Shawn Chandler: At least you'll have this dumb as shit conversation to remember us all by?
Somalia Hanks: Oh, I am going to have fun listening to it…
[Somalia laughed a little as Peter and Avery said their goodnights to everyone and their goodbyes to Somalia in particular, turning off the small lantern in the middle of the room to sleep. At the same time, Somalia slowly scooted back to the recording devices, switching them off to sleep.]
<End Log>
Entrances And Exits
Entrances
The Middlesorts is a level that can only be accessed by exiting any level that has infinite exits. In most cases, it is impossible to know which levels contain infinite exits unless the level itself has this fact clearly demonstrated somewhere within it. Because of this, actually accessing the Middlesorts is something most do on accident. Should one attempt to try and enter the Middlesorts intentionally, however, a list of levels with infinite exits has been provided.
Exits
Leaving The Middlesorts is a relatively easy task, with there being two main and documented methods of exit that require little labour to finish or do.

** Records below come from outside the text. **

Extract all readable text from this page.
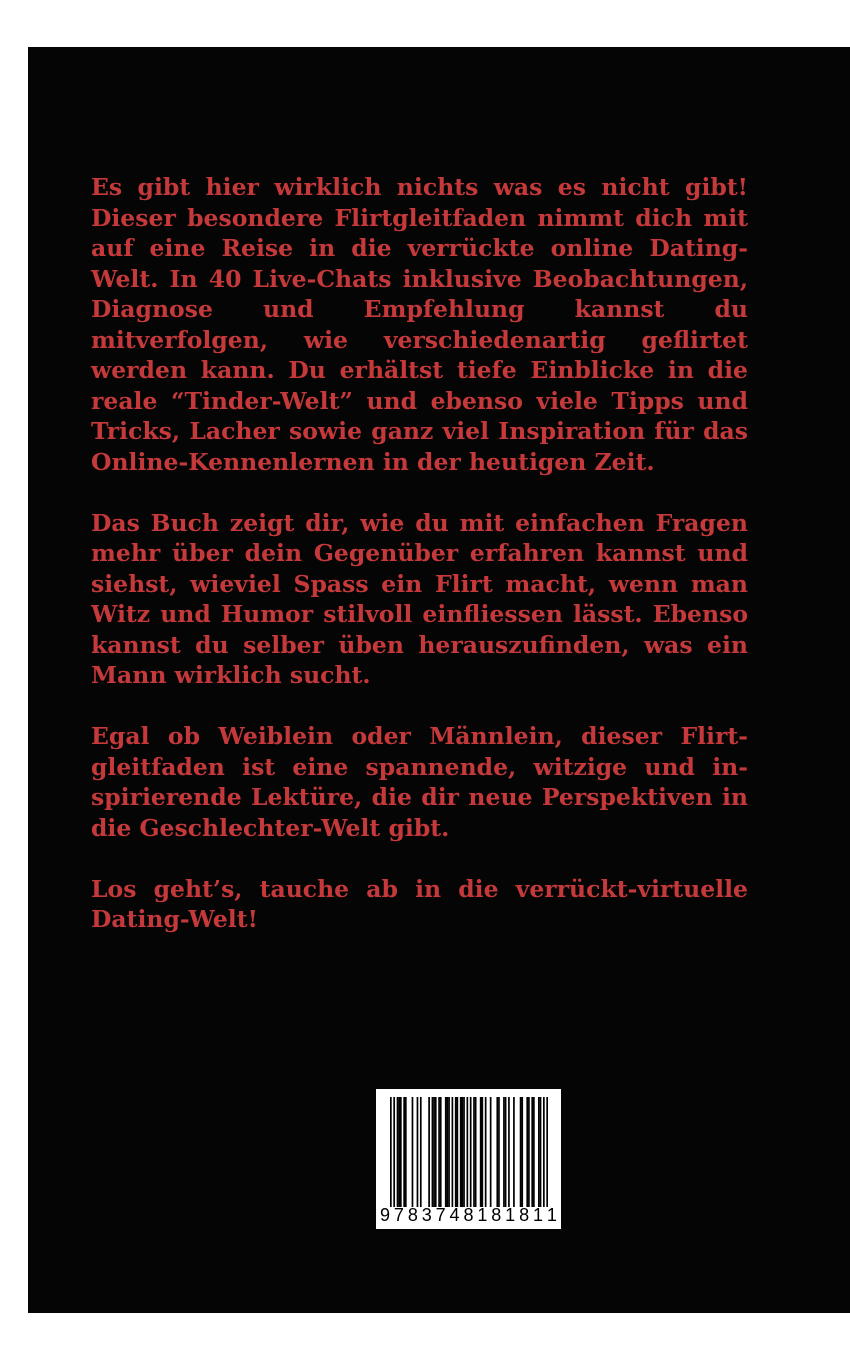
Es gibt hier wirklich nichts was es nicht gibt! Dieser besondere Flirtgleitfaden nimmt dich mit auf eine Reise in die verrückte online Dating-Welt. In 40 Live-Chats inklusive Beobachtungen, Diagnose und Empfehlung kannst du mitverfolgen, wie verschiedenartig geflirtet werden kann. Du erhältst tiefe Einblicke in die reale “Tinder-Welt” und ebenso viele Tipps und Tricks, Lacher sowie ganz viel Inspiration für das Online-Kennenlernen in der heutigen Zeit.

Das Buch zeigt dir, wie du mit einfachen Fragen mehr über dein Gegenüber erfahren kannst und siehst, wieviel Spass ein Flirt macht, wenn man Witz und Humor stilvoll einfliessen lässt. Ebenso kannst du selber üben herauszufinden, was ein Mann wirklich sucht.

Egal ob Weiblein oder Männlein, dieser Flirtgleitfaden ist eine spannende, witzige und inspirierende Lektüre, die dir neue Perspektiven in die Geschlechter-Welt gibt.

Los geht’s, tauche ab in die verrückt-virtuelle Dating-Welt!

9 7 8 3 7 4 8 1 8 1 8 1 1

The first method is to speak to the entities at the help desk at the level's entrance. While they often speak down to a wanderer or act sarcastic to a wanderers comments in general, they are happy to send you to the level you have asked them to take you to. The cores simply input the destination level you wish to go to on their laptop and, through processes that are utterly unknown, unlock the main set of double doors, which will be programmed to go to your target level. However, requesting exits to levels one may not know can cause individuals to become trapped in a section of the Backrooms wholly unfamiliar to them, and to a section of the Backrooms that may never have been documented by any groups one is familiar with.
The second method is to exit through the main door while it has been opened by someone entering. Doing this will lead to the level that one was coming from, which are levels not only listed in the Entrances section, but also any other undocumented level from anywhere in the Backrooms that has an infinite number of exits.